⑩
まきがはじける音はもうしない。森が風で鳴く音は静まりつつある。そしてその代わり、暖かい室内で眠る若者の寝息が聞こえてくる。
「さて、そろそろこいつを起こすか?」
時刻は間もなく零時――年明けである。仲間たちの話の内容も知ることなく、剣士ああああはすっかり夢の世界に旅立ってしまっていた。
「そうね、みんなで年を越したいって言い始めたのはああああ自身だし」
椅子にもたれかかり、楽しい夢でも見ているのか時折笑みを浮かべる剣士の顔を観察しつつ。エクエスは相変わらずつまみを噛みながら、何かを悟ったような目で言う。
「……しかし、プリミラの言うように、こいつは本当に何も変わらないな」
「普通の人間としての生活を選んだ上に、その人間としての成長すらほぼ見られませんからね。嘆かわしいことです」
ロガールは静かにジュースを口に含んだ。彼らの様子を横目に見ながら、剣士を揺り起こそうとするプリミラは笑い交じりだ。
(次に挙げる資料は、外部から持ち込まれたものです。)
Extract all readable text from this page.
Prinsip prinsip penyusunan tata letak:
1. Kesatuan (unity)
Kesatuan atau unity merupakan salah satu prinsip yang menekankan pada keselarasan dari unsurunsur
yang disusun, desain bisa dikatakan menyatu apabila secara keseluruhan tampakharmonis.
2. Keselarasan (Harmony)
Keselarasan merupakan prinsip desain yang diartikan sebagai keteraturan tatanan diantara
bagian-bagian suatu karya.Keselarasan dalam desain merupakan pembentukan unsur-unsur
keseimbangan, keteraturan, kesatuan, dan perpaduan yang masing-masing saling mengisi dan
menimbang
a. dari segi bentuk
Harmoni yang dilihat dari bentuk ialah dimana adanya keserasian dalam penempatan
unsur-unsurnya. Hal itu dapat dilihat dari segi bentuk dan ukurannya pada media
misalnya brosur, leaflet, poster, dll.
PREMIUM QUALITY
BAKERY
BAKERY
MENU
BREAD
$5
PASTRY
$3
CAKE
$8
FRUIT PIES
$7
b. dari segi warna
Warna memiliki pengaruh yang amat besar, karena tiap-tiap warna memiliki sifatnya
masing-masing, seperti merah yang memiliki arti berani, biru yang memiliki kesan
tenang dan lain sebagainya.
「そうね、次に会うまでには本当の名前くらい教えてもらわないと困るわね」
「こいつの母君が言われることには、かつてはこいつもいわゆる『いい声』でしゃべっていたらしいぞ――」
――しばらく身体を揺らされるうちに、ああああはゆっくりと目を覚ました。仲間たちの笑い声が聞こえる。いつの間に寝てしまったのだろう。気付けば、もう日付が変わる直前だ。
「おはよう」
誰かが、彼に笑いかけた――。
「やっと起きたか!」
「もうすぐ年越しですよ」
「年明け記念に乾杯するから、あんたも準備してちょうだい!」
ああああは、どこかぼんやりした頭のまま、うなずいた。まだ夢から覚めないような、ここがどこなのか掴みきれないような、そんな戸惑いをどこか引きずって。
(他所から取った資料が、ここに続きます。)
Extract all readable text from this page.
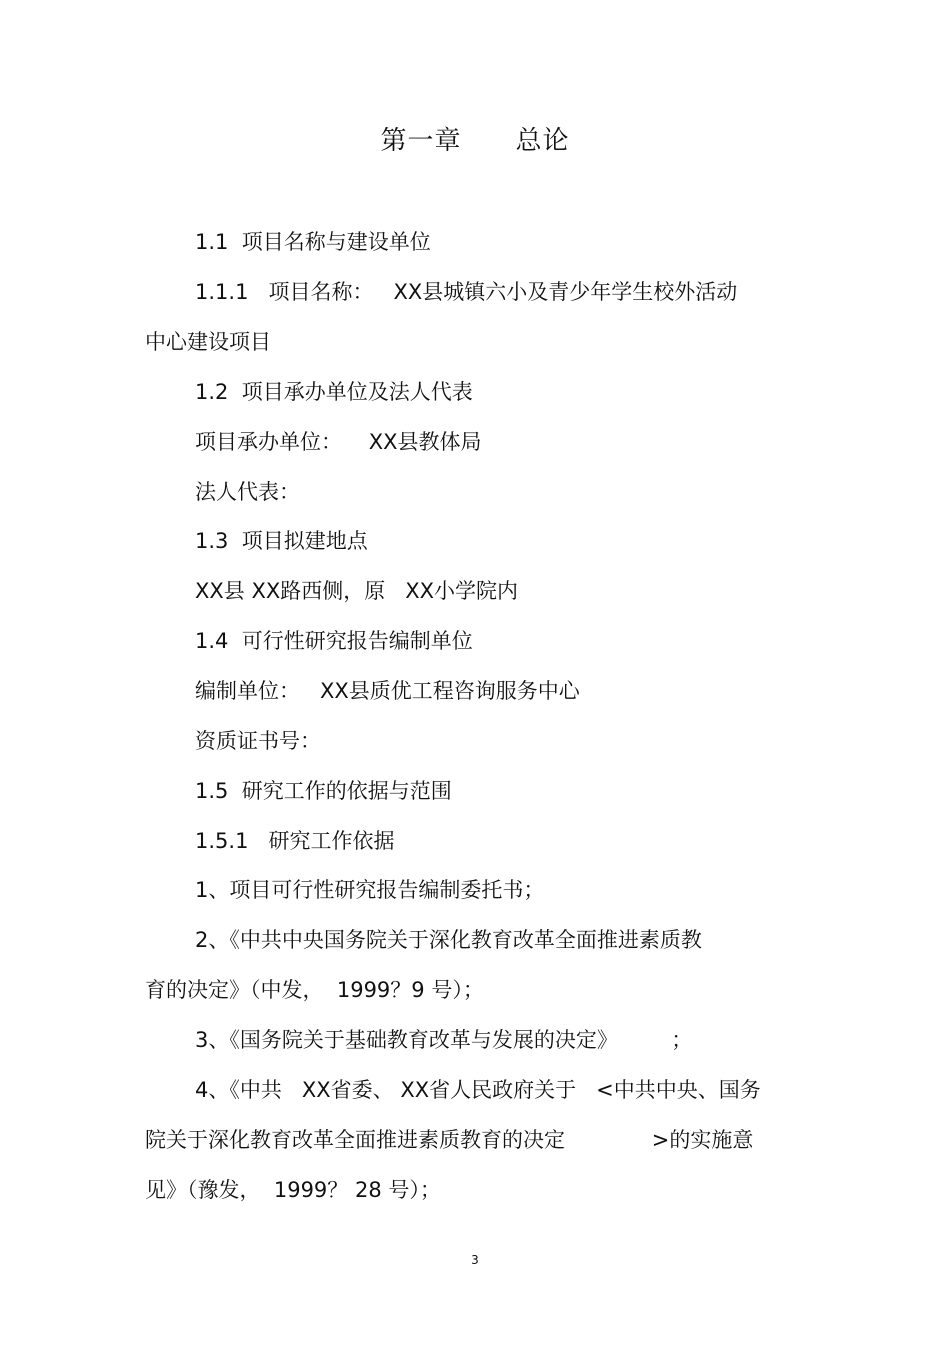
第一章　　总论
1.1  项目名称与建设单位
1.1.1   项目名称：   XX县城镇六小及青少年学生校外活动
中心建设项目
1.2  项目承办单位及法人代表
项目承办单位：    XX县教体局
法人代表：
1.3  项目拟建地点
XX县 XX路西侧，原   XX小学院内
1.4  可行性研究报告编制单位
编制单位：   XX县质优工程咨询服务中心
资质证书号：
1.5  研究工作的依据与范围
1.5.1   研究工作依据
1、项目可行性研究报告编制委托书；
2、《中共中央国务院关于深化教育改革全面推进素质教
育的决定》（中发，  1999？9 号）；
3、《国务院关于基础教育改革与发展的决定》        ；
4、《中共   XX省委、 XX省人民政府关于   <中共中央、国务
院关于深化教育改革全面推进素质教育的决定             >的实施意
见》（豫发，  1999？ 28 号）；
3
「えー、それではみなさん、来たる新しい年もより良きものとなりますよう」
再びエクエスが音頭を取り、全員が一斉にグラスを掲げる。
「それではみなさん、再び――乾杯!」
「乾杯!」
「――!」
どうしてか、ああああはいつもの筆談ではなく自分の声を出そうとしていた。もちろん声は出なかったのだが、そのことにもっとも驚いていた彼自身は、どこか満足げに頭をかいて照れ笑いを見せていた。
今年はもう少し前向きになれる気がする。青年は、そう思った。
――遠く遠く、年明けを告げる鐘の音が聞こえる。
待ち望んだ真っ白な新年が今、訪れた。
二年前、共に世界を救った四人の若者がいた。勇者として語られる剣士を中心に、この星のいのちを奪おうとする「異界の王」と戦った勇敢な若者たちがいた。
彼らは現在、人間として懸命に生きている最中である。ときにみっともなく、ときに傷だらけになりながらも未来を目指す姿は決して歴史に残らない。しかしながら彼らは、世界の片隅で確かに輝いていた。